Model kernel or solver is defined with backbone argument.

Models that support warm start can be fine-tuned using pre-trained models with checkpoint argument.

Some models can have issues while saving, especially when trained on big datasets. Some models (like SVM) can train for a very long time or (like Gaussian process) can have memory issues with big datasets. So we recommend using Scikit-learn models only for small datasets.

For Random Forest and Extra Trees models max_depth is by default set to 6, because it is unlimited by default and the training could be very slow. To train with unlimited tree depth set max_depth = None.

List of available losses

Supported loss functions
Loss	Reference
cross_entropy	Torch
nll	Torch
jaccard	Segmentation Models Pytorch
dice	Segmentation Models Pytorch
tversky	Segmentation Models Pytorch
focal	Segmentation Models Pytorch
lovasz	Segmentation Models Pytorch

You can also use your custom loss. It can be useful if you want to initialize a loss with custom parameters. You also can pass any custom function as a loss. The only limit - it must inherit torch.nn.modules.loss._Loss.

List of available metrics

Supported metrics
Metric	Additional parameters	Reference
accuracy_macro	average=”macro”	Torchmetrics
accuracy_micro	average=”micro”	Torchmetrics
cohen_kappa	None	Torchmetrics
exact_math	None	Torchmetrics
f1_macro	average=”macro”	Torchmetrics
f1_micro	average=”micro”	Torchmetrics
hamming_distance_macro	average=”macro”	Torchmetrics
hamming_distance_micro	average=”micro”	Torchmetrics
jaccard_index_macro	average=”macro”	Torchmetrics
jaccard_index_micro	average=”micro”	Torchmetrics
matthews_correlation_coefficient	None	Torchmetrics
negative_predictive_value_macro	average=”macro”	Torchmetrics
negative_predictive_value_micro	average=”micro”	Torchmetrics
precision_macro	average=”macro”	Torchmetrics
precision_micro	average=”micro”	Torchmetrics
recall_macro	average=”macro”	Torchmetrics
recall_micro	average=”micro”	Torchmetrics
dice_score_macro	average=”macro”	Torchmetrics
dice_score_micro	average=”micro”	Torchmetrics
generalized_dice_score	None	Torchmetrics
mean_iou	None	Torchmetrics

For most of the semantic segmentation metrics micro and macro-averaged versions are available by default.

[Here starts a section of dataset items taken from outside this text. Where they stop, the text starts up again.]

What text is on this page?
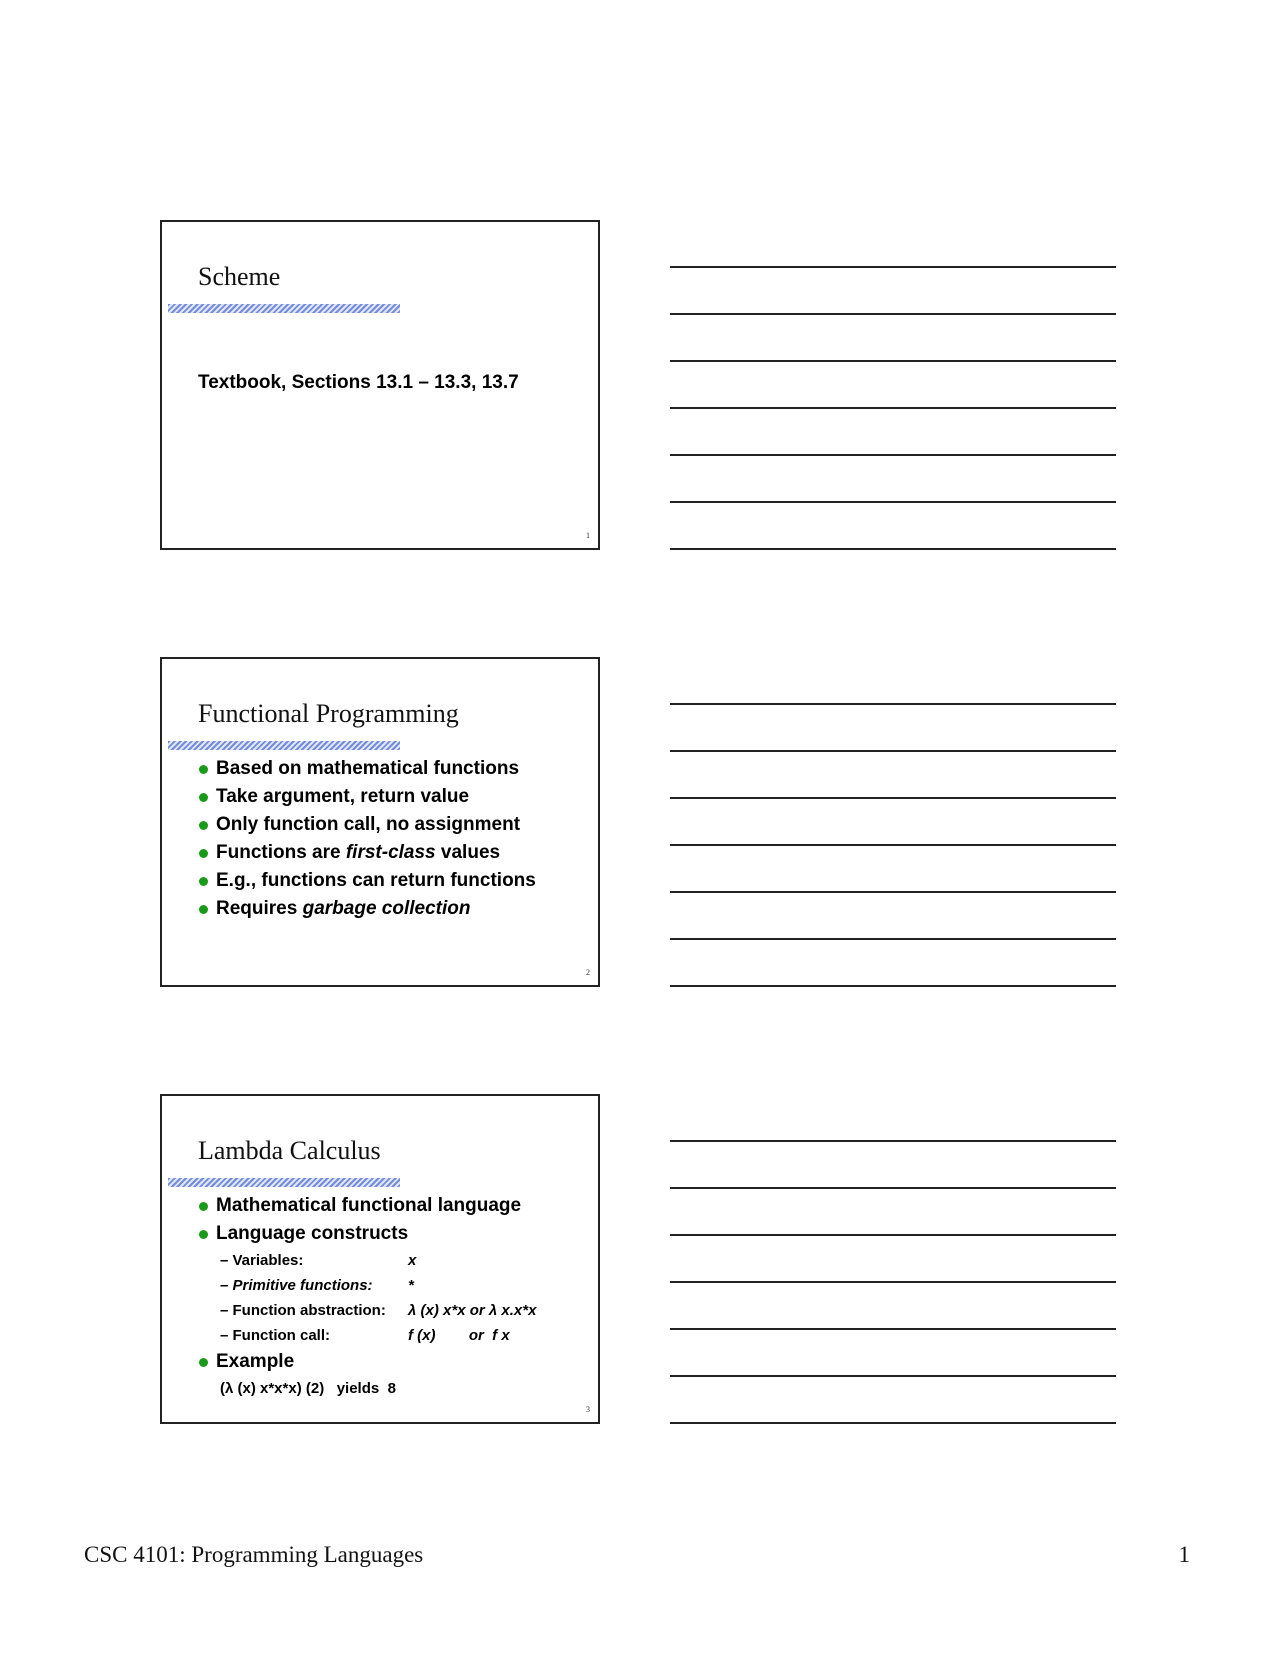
Scheme
Textbook, Sections 13.1 – 13.3, 13.7
1
Functional Programming
Based on mathematical functions
Take argument, return value
Only function call, no assignment
Functions are first-class values
E.g., functions can return functions
Requires garbage collection
2
Lambda Calculus
Mathematical functional language
Language constructs
– Variables:	x
– Primitive functions: *
– Function abstraction: λ (x) x*x or λ x.x*x
– Function call:	f (x)        or  f x
Example
(λ (x) x*x*x) (2)   yields  8
3
CSC 4101: Programming Languages	1
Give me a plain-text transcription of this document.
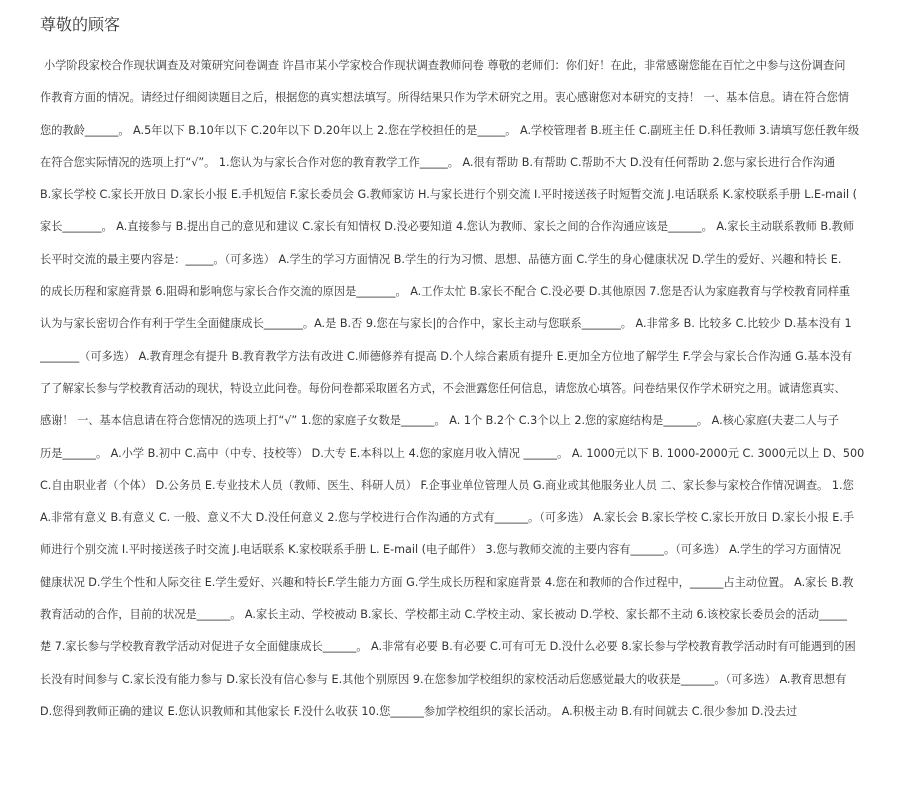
尊敬的顾客
小学阶段家校合作现状调查及对策研究问卷调查 许昌市某小学家校合作现状调查教师问卷 尊敬的老师们：你们好！在此，非常感谢您能在百忙之中参与这份调查问
作教育方面的情况。请经过仔细阅读题目之后，根据您的真实想法填写。所得结果只作为学术研究之用。衷心感谢您对本研究的支持！ 一、基本信息。请在符合您情
您的教龄______。 A.5年以下 B.10年以下 C.20年以下 D.20年以上 2.您在学校担任的是_____。 A.学校管理者 B.班主任 C.副班主任 D.科任教师 3.请填写您任教年级
在符合您实际情况的选项上打“√”。 1.您认为与家长合作对您的教育教学工作_____。 A.很有帮助 B.有帮助 C.帮助不大 D.没有任何帮助 2.您与家长进行合作沟通
B.家长学校 C.家长开放日 D.家长小报 E.手机短信 F.家长委员会 G.教师家访 H.与家长进行个别交流 I.平时接送孩子时短暂交流 J.电话联系 K.家校联系手册 L.E-mail (
家长_______。 A.直接参与 B.提出自己的意见和建议 C.家长有知情权 D.没必要知道 4.您认为教师、家长之间的合作沟通应该是______。 A.家长主动联系教师 B.教师
长平时交流的最主要内容是：_____。（可多选） A.学生的学习方面情况 B.学生的行为习惯、思想、品德方面 C.学生的身心健康状况 D.学生的爱好、兴趣和特长 E.
的成长历程和家庭背景 6.阻碍和影响您与家长合作交流的原因是_______。 A.工作太忙 B.家长不配合 C.没必要 D.其他原因 7.您是否认为家庭教育与学校教育同样重
认为与家长密切合作有利于学生全面健康成长_______。A.是 B.否 9.您在与家长|的合作中，家长主动与您联系_______。 A.非常多 B. 比较多 C.比较少 D.基本没有 1
_______（可多选） A.教育理念有提升 B.教育教学方法有改进 C.师德修养有提高 D.个人综合素质有提升 E.更加全方位地了解学生 F.学会与家长合作沟通 G.基本没有
了了解家长参与学校教育活动的现状，特设立此问卷。每份问卷都采取匿名方式，不会泄露您任何信息，请您放心填答。问卷结果仅作学术研究之用。诚请您真实、
感谢！ 一、基本信息请在符合您情况的选项上打“√” 1.您的家庭子女数是______。 A. 1个 B.2个 C.3个以上 2.您的家庭结构是______。 A.核心家庭(夫妻二人与子
历是______。 A.小学 B.初中 C.高中（中专、技校等） D.大专 E.本科以上 4.您的家庭月收入情况 ______。 A. 1000元以下 B. 1000-2000元 C. 3000元以上 D、500
C.自由职业者（个体） D.公务员 E.专业技术人员（教师、医生、科研人员） F.企事业单位管理人员 G.商业或其他服务业人员 二、家长参与家校合作情况调查。 1.您
A.非常有意义 B.有意义 C. 一般、意义不大 D.没任何意义 2.您与学校进行合作沟通的方式有______。（可多选） A.家长会 B.家长学校 C.家长开放日 D.家长小报 E.手
师进行个别交流 I.平时接送孩子时交流 J.电话联系 K.家校联系手册 L. E-mail (电子邮件） 3.您与教师交流的主要内容有______。（可多选） A.学生的学习方面情况
健康状况 D.学生个性和人际交往 E.学生爱好、兴趣和特长F.学生能力方面 G.学生成长历程和家庭背景 4.您在和教师的合作过程中，______占主动位置。 A.家长 B.教
教育活动的合作，目前的状况是______。 A.家长主动、学校被动 B.家长、学校都主动 C.学校主动、家长被动 D.学校、家长都不主动 6.该校家长委员会的活动_____
楚 7.家长参与学校教育教学活动对促进子女全面健康成长______。 A.非常有必要 B.有必要 C.可有可无 D.没什么必要 8.家长参与学校教育教学活动时有可能遇到的困
长没有时间参与 C.家长没有能力参与 D.家长没有信心参与 E.其他个别原因 9.在您参加学校组织的家校活动后您感觉最大的收获是______。（可多选） A.教育思想有
D.您得到教师正确的建议 E.您认识教师和其他家长 F.没什么收获 10.您______参加学校组织的家长活动。 A.积极主动 B.有时间就去 C.很少参加 D.没去过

You also can use any custom metric for evaluation. The only limit - it must inherit torchmetrics.metric.Metric.

Supported augmentations

Supported augmentations
Augmentation	Additional parameters	Reference
ScaleJitter	None	Torchvision
RandomResizedCrop	antialias=True	Torchvision
RandomHorizontalFlip	p=0.5	Torchvision
RandomVerticalFlip	p=0.5	Torchvision
RandomZoomOut	None	Torchvision
RandomRotation	degrees=90	Torchvision
RandomAffine	degrees=90, translate=(0.5, 0.5), shear=0.5	Torchvision
RandomPerspective	None	Torchvision
ElasticTransform	None	Torchvision
GaussianBlur	kernel_size=(5, 9)	Torchvision

If you just pass augment=True, RSP will use a default sequence of augmentations: (“RandomResizedCrop”, “RandomHorizontalFlip”). You can pass your own sequence of augmentations, they will be applied to data in the given order. You can use both supported augmentation names or custom augmentations. You can use any custom augmentations, but they must inherit torchvision.transforms.v2.Transform.